"Vacation Spreads"

Discussion in 'Options' started by beerntrading, Jun 28, 2017.

  1. Tom. I tried it on the spx (where I have no experience whatsoever) and I think I know why I can't visualize your pnl profile. I was thinking of selling a higher strike in the back month after I buy back the short front month effectively turning an OTM call calendar into a long call vertical in the back month. I assume you are talking about turning a calendar into a short call vertical after buying back the short.. since you said "then sold the strike $5 closer to the market for 40¢"
    So in my example w/ SPX at 2440, I would put on a 2475 calendar for $55 debit, wait for a pop to 2460, buy back the short 2475 suffering a~70cent loss , sell the back month 2480 for $1.75 .. the net net numbers mean that I bought the 2475/2480 vertical for a slight credit after adding in the 70 cent loss , giving me a 2475/2480 long call vertical in back month for slight credit ie no risk other than the initial $55 debit I took for the calendar. Am I still off?
     
    #31     Jun 28, 2017
  2. Selling premium, so always short the close strike (whether price or time)...I think, a few beers in right now...

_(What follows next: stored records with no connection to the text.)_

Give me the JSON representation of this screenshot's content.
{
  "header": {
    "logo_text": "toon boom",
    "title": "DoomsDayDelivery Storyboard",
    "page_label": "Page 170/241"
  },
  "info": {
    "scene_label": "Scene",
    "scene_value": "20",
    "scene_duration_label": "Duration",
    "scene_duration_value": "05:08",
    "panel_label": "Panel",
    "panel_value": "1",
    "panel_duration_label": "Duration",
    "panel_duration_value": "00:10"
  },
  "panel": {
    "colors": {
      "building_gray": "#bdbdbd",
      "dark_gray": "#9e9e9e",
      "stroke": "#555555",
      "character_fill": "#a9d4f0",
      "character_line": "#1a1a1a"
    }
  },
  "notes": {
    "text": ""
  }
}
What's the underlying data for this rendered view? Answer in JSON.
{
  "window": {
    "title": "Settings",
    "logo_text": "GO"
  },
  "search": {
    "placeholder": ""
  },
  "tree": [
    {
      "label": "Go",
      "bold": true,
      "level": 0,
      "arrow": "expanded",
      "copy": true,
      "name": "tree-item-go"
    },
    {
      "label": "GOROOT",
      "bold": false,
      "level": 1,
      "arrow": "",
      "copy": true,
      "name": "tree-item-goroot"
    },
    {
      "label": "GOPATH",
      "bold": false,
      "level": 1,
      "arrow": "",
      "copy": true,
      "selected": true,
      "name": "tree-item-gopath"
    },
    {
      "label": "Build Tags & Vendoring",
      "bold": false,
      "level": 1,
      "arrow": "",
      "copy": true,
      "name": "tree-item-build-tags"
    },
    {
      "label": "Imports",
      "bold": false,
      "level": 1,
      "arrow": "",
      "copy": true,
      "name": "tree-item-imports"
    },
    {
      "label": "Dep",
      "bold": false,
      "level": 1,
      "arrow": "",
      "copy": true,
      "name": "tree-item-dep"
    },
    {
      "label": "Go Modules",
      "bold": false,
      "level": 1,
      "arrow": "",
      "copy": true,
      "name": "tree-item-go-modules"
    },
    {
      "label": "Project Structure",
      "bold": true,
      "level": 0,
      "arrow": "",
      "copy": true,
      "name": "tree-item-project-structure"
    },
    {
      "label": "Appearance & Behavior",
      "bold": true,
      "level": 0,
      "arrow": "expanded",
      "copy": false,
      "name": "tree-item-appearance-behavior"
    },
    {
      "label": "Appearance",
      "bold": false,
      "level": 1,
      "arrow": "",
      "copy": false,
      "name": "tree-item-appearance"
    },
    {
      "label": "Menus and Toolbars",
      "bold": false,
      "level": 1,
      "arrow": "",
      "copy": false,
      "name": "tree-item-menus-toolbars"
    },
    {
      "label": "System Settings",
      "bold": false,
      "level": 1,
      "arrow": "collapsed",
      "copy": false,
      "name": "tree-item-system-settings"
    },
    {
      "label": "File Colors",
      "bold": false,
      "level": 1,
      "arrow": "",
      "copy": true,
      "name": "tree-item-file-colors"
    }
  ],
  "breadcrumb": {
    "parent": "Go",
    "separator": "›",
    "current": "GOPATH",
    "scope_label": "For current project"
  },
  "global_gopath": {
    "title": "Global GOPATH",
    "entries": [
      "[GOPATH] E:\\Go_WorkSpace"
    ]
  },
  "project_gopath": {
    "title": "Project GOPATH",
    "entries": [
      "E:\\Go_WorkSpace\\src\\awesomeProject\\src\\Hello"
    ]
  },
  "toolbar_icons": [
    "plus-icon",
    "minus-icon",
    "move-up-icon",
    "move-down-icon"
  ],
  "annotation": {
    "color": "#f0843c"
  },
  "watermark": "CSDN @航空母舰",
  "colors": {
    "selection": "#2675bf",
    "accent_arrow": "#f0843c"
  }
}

    Also, thanks for bringing this one back on topic! ;)
     
    Last edited: Jun 28, 2017
    #32     Jun 28, 2017
  3. Do you trade the calendars exclusively on the SPX / SPY? I did some digging around on securities today, and the strategy looked dependant on good order fills. Do you just place a lot of orders and take fills as they come until you hit your target exposure? It looks ok on the most liquid options, but shallow market for anything that volatility comes into play.
     
    #33     Jun 29, 2017
    tommcginnis likes this.
  4. tommcginnis

    tommcginnis

    mushinseeker, beerntradin',
    Yeah -- fills for me are everything.
    I have happily traded calendars in equities in years past, but it always seemed pretty easy and sensible, and I don't recall ever losing money. (Could've been stupid luck, or bad memory...) but in Indexes/Futures, I have never seen a calendar that I thought was worth taking. The thing that changed all that was this ThirdThursday/Friday deal -- which I realize can be replicated with any of the Mon/Wed/Fri expiries, but there is so much volume on the third Thursday that I'd thought that was the best place to start.

    Anyhow, I put a spreadsheet together to run differences between expiries by strike, and so to tease out where, in the coming weeks/expiries, are the best bargains, the largest vol or price increases, etc. One of the outcomes was screaming "Calendar, you fool!" {anybody see Gandalf on that one? No? o_O}

    So... I hate feeling "trapped" in illiquid markets -- so my lesson was, "If you wish to exit, place the long where it will get the most traffic (i.e., big, round-number strikes -- multiples of 25s, or at least of 10s), and if your spread gets hit, you're out, and if your short gets hit, you're out at least a bit easier, because your long is at a round number.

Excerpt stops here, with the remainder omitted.